Lieutenant Colonel Johnson was a no-nonsense, fair-minded leader who was well thought of by his men. Even so, he was not actually on the hill (yet another example of an absentee battalion commander). He was, though, in constant radio contact with Captain Ron Leonard, who was Bravo’s commander and the ranking 4th Battalion officer on 875. At 0900, Johnson told Leonard that, in two hours, he wanted him to launch an attack to capture the summit of the hill. The captain was not surprised in the least by this order. In fact, he fully expected it and agreed with it. Yet, in retrospect, much can be read into this seemingly straightforward command. From Lieutenant Colonel Johnson’s perspective, and that of nearly every trooper on 875, the hill had to be taken. Honor and pride demanded it. The idea of abandoning 875 was anathema to these proud airborne light infantrymen. To them, victory in war meant fighting tactical battles to destroy the enemy and take the ground he occupied. The hill represented a challenging task that must be accomplished, regardless of the cost. American culture frowned on the notion of leaving a job unfinished. In this context, Johnson’s order made perfect sense.

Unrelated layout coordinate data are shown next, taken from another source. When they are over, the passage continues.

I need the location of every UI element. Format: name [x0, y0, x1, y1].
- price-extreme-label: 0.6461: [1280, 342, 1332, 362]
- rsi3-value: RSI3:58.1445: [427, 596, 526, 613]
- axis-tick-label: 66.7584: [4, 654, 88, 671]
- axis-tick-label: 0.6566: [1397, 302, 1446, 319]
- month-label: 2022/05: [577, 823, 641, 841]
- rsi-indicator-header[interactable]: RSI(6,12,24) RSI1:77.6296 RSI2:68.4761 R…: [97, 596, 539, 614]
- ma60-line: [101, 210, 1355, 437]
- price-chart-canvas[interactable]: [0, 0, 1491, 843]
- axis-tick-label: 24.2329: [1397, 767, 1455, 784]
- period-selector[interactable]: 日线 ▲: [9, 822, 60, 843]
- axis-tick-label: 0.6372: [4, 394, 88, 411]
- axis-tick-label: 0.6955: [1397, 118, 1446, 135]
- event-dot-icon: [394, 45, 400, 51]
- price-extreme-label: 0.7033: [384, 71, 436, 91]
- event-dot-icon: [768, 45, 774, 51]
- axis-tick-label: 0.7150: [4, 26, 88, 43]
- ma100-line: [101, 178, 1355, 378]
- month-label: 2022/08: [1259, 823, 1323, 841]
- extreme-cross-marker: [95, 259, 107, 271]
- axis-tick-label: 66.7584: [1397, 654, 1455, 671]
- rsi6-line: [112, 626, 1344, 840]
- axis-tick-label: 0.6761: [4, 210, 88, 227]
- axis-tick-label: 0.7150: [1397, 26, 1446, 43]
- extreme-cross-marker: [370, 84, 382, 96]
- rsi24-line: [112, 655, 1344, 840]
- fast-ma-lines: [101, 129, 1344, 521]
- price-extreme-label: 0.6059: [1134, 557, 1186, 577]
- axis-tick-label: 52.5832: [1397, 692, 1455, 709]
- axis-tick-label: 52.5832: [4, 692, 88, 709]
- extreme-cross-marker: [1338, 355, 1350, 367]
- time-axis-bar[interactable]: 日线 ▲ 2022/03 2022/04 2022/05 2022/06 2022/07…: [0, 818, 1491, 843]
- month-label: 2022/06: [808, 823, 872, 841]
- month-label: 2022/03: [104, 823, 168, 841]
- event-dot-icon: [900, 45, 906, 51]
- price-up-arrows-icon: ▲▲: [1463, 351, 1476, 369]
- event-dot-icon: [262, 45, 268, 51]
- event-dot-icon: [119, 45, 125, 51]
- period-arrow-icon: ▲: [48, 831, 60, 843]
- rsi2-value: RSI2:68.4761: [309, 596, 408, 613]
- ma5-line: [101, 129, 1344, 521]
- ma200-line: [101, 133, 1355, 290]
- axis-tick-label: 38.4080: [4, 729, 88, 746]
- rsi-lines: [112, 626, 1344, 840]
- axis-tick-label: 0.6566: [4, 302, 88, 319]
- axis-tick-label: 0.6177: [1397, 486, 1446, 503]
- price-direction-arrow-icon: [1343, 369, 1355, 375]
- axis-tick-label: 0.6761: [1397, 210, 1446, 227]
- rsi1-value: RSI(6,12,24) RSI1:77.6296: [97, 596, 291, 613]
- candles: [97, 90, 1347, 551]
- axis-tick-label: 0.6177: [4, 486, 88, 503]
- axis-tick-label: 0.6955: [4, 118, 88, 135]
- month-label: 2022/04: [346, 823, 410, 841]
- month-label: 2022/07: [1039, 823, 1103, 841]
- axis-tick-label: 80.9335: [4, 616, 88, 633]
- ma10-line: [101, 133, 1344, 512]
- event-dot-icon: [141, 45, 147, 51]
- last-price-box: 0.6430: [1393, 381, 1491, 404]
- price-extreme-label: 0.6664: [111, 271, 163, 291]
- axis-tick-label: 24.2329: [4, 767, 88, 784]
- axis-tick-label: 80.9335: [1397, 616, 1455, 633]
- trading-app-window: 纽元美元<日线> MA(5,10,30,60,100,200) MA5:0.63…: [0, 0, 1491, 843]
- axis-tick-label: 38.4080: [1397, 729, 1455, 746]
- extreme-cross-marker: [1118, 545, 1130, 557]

However, from a bigger-picture, more objective point of view, the order was questionable. The NVA had already destroyed the 2nd Battalion. The 4th Battalion was hardly in good shape, having already fought for weeks. The NVA on Hill 875 were hunkered down in well-sited, heavily reinforced bunkers that were connected by tunnels. Some of the bunkers were strengthened by six feet of logs and dirt, and were thus impervious to artillery and air strikes. Nothing short of a direct hit from a B-52 bomber could destroy the bunkers. At any moment of their choosing, the NVA could use their tunnels to escape back into Cambodia. The hill itself was bereft of any strategic value. Taking it would mean nothing to the outcome of the war. Senior American commanders knew that they would eventually abandon it even if the 4th Battalion succeeded in taking it. Not to mention that doing so promised to be a bloodbath. In fact, the Americans were not even likely to compile much of a body count on the hill because NVA defenses were so strong and the enemy soldiers could escape so easily, probably after inflicting heavy losses on the Americans.

Basically, the North Vietnamese had baited the Americans into fighting for Hill 875. They well understood the American mania for body counts. They knew that the Americans would fight them anywhere in South Vietnam, even in places (such as Hill 875) where the communists enjoyed most of the advantages. At Hill 875, they also knew that, once the fighting started, the Americans would sacrifice heavily to take the hill because they believed this equated to victory. The enemy was quite content to let the Americans claim their pyrrhic notions of victory. Their aim was to goad the Americans into fighting for this worthless hill and either annihilate them or bleed them dry. To the NVA this meant victory of their own.

Hill 875, then, amounted to a fascinating but tragic dichotomy. From the ordinary paratrooper’s point of view, the hill absolutely had to be taken—abandoning it would dishonor the memories of so many dead friends. Moreover, many of the troopers were angry at the enemy and wanted payback for the lives of their dead buddies (a common emotion in combat). But, from an outsider’s point of view, taking the hill made no sense, and was actually counterproductive to the American cause. In essence, taking the hill amounted to an American banzai attack.